Les dispositifs d’alerte rapide comptent parmi les mesures d’adaptation aux changements climatiques et reposent sur des systèmes de communication intégrés permettant aux communautés de se préparer aux phénomènes climatiques dangereux. Un tel système, lorsqu’il est efficace, permet de sauver des vies et des emplois, des terres et des infrastructures, tout en œuvrant en faveur de la durabilité sur le long terme. Les dispositifs d’alerte rapide aideront les fonctionnaires et les administrateurs publics dans leurs activités de planification, ce qui permettra à long terme d’économiser de l’argent tout en protégeant les pays. L’ONU, dans le cadre de divers partenariats, a mis sur pied un certain nombre d’initiatives innovantes en matière de dispositifs d’alerte rapide dans les zones vulnérables du monde entier.

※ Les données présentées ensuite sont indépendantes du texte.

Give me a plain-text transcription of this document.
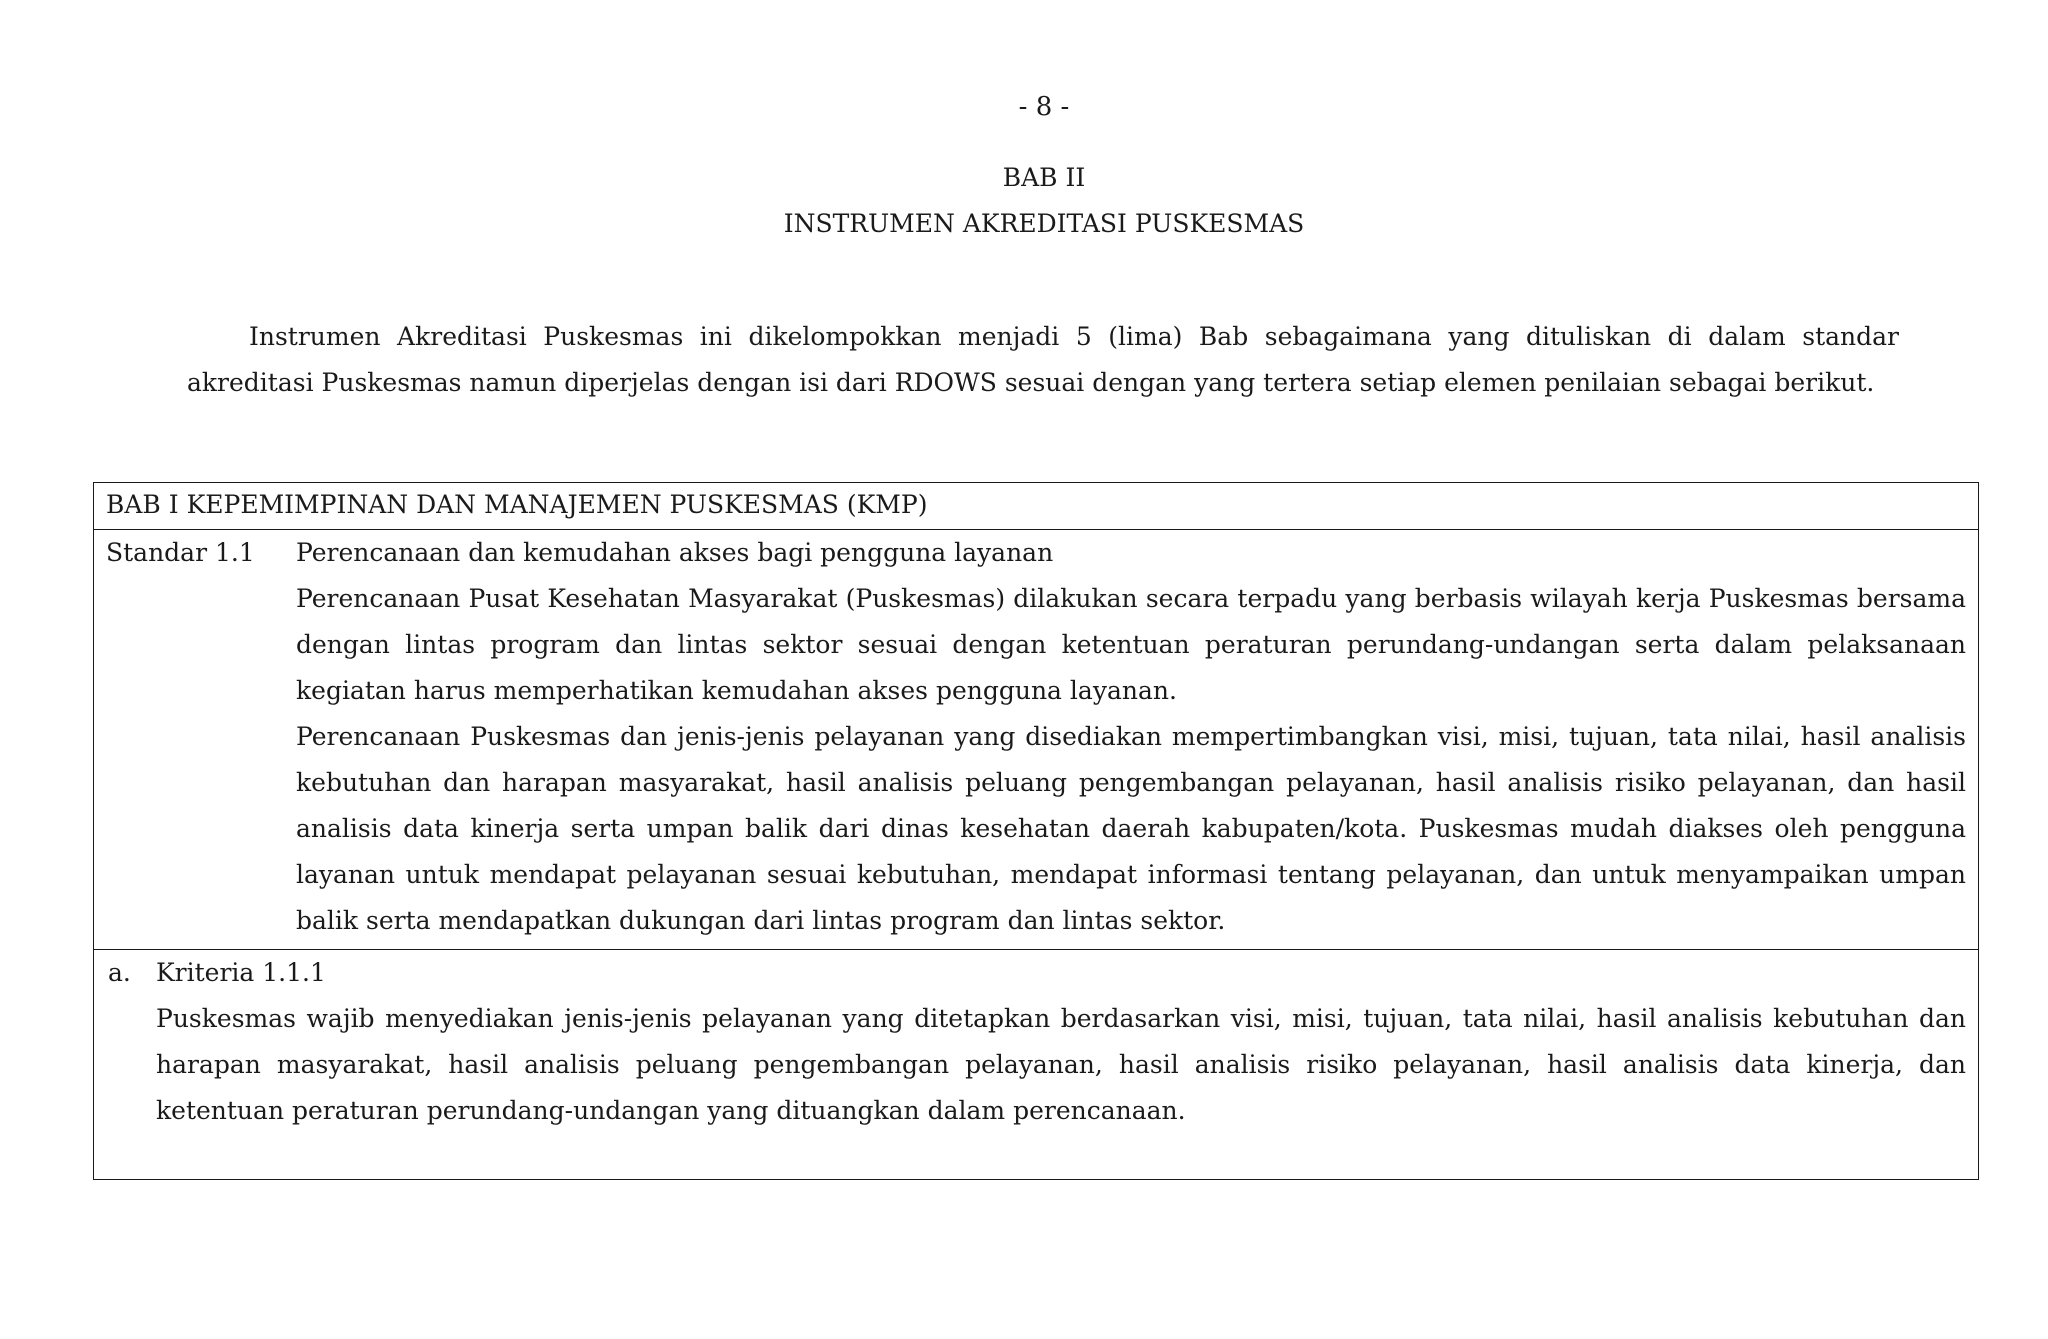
- 8 -
BAB II
INSTRUMEN AKREDITASI PUSKESMAS

Instrumen Akreditasi Puskesmas ini dikelompokkan menjadi 5 (lima) Bab sebagaimana yang dituliskan di dalam standar akreditasi Puskesmas namun diperjelas dengan isi dari RDOWS sesuai dengan yang tertera setiap elemen penilaian sebagai berikut.

BAB I KEPEMIMPINAN DAN MANAJEMEN PUSKESMAS (KMP)
Standar 1.1 Perencanaan dan kemudahan akses bagi pengguna layanan

Perencanaan Pusat Kesehatan Masyarakat (Puskesmas) dilakukan secara terpadu yang berbasis wilayah kerja Puskesmas bersama dengan lintas program dan lintas sektor sesuai dengan ketentuan peraturan perundang-undangan serta dalam pelaksanaan kegiatan harus memperhatikan kemudahan akses pengguna layanan.

Perencanaan Puskesmas dan jenis-jenis pelayanan yang disediakan mempertimbangkan visi, misi, tujuan, tata nilai, hasil analisis kebutuhan dan harapan masyarakat, hasil analisis peluang pengembangan pelayanan, hasil analisis risiko pelayanan, dan hasil analisis data kinerja serta umpan balik dari dinas kesehatan daerah kabupaten/kota. Puskesmas mudah diakses oleh pengguna layanan untuk mendapat pelayanan sesuai kebutuhan, mendapat informasi tentang pelayanan, dan untuk menyampaikan umpan balik serta mendapatkan dukungan dari lintas program dan lintas sektor.

a. Kriteria 1.1.1

Puskesmas wajib menyediakan jenis-jenis pelayanan yang ditetapkan berdasarkan visi, misi, tujuan, tata nilai, hasil analisis kebutuhan dan harapan masyarakat, hasil analisis peluang pengembangan pelayanan, hasil analisis risiko pelayanan, hasil analisis data kinerja, dan ketentuan peraturan perundang-undangan yang dituangkan dalam perencanaan.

Le programme phare du PNUD, intitulé « Renforcement des dispositifs d’information et d’alerte rapide sur le climat en faveur d’un développement résilient aux changements climatiques » est un programme global mis en œuvre en Afrique, en Asie et dans le Pacifique. Les dispositifs mis en place aux niveaux sous-régional et régional assurent la préparation et l’intervention rapide en cas de catastrophes naturelles et sont basés sur un modèle qui intègre des aspects liés à la connaissance des risques, au suivi et à la prévision, à la diffusion de l’information et à la réaction aux alertes.

En Ouganda, où 64 % de la population dépend de l’agriculture pour subvenir à ses besoins, la plupart des stations météorologiques sont aujourd’hui délabrées en raison de la guerre civile, des changements de gouvernement et du manque d’entretien. Le projet de renforcement des dispositifs d’information et d’alerte rapide sur le climat a permis de remplacer les stations météorologiques obsolètes et inadaptées par des installations plus modernes, améliorant ainsi la réduction des risques de catastrophes grâce à des moyens plus efficaces de production et de diffusion de l’information.

Les longues côtes et les territoires de faible altitude d’Asie du Sud-Est rendent la région particulièrement vulnérable à l’intensification des phénomènes météorologiques extrêmes. Au Cambodge, par exemple, plus de 1,7 million de personnes ont été touchées par des inondations en 2013, avec une perte de 365 millions de dollars, tandis qu’en 2016, ce sont plus de 2,5 millions de personnes qui ont été concernées par ce même phénomène, ce qui témoigne bien de l’augmentation des inondations liées au climat. Un programme de quatre ans mis en œuvre par le PNUD avec le Gouvernement et d’autres partenaires a permis d’installer ou de réactiver des stations météorologiques et agrométéorologiques automatiques ainsi que des stations hydrologiques automatiques à travers tout le pays. Les agriculteurs peuvent désormais consulter les bulletins climatiques et planifier leurs activités de façon précise et approfondie, ce qui leur permet d’éviter de subir des pertes conséquentes, tant sur le plan humain que financier.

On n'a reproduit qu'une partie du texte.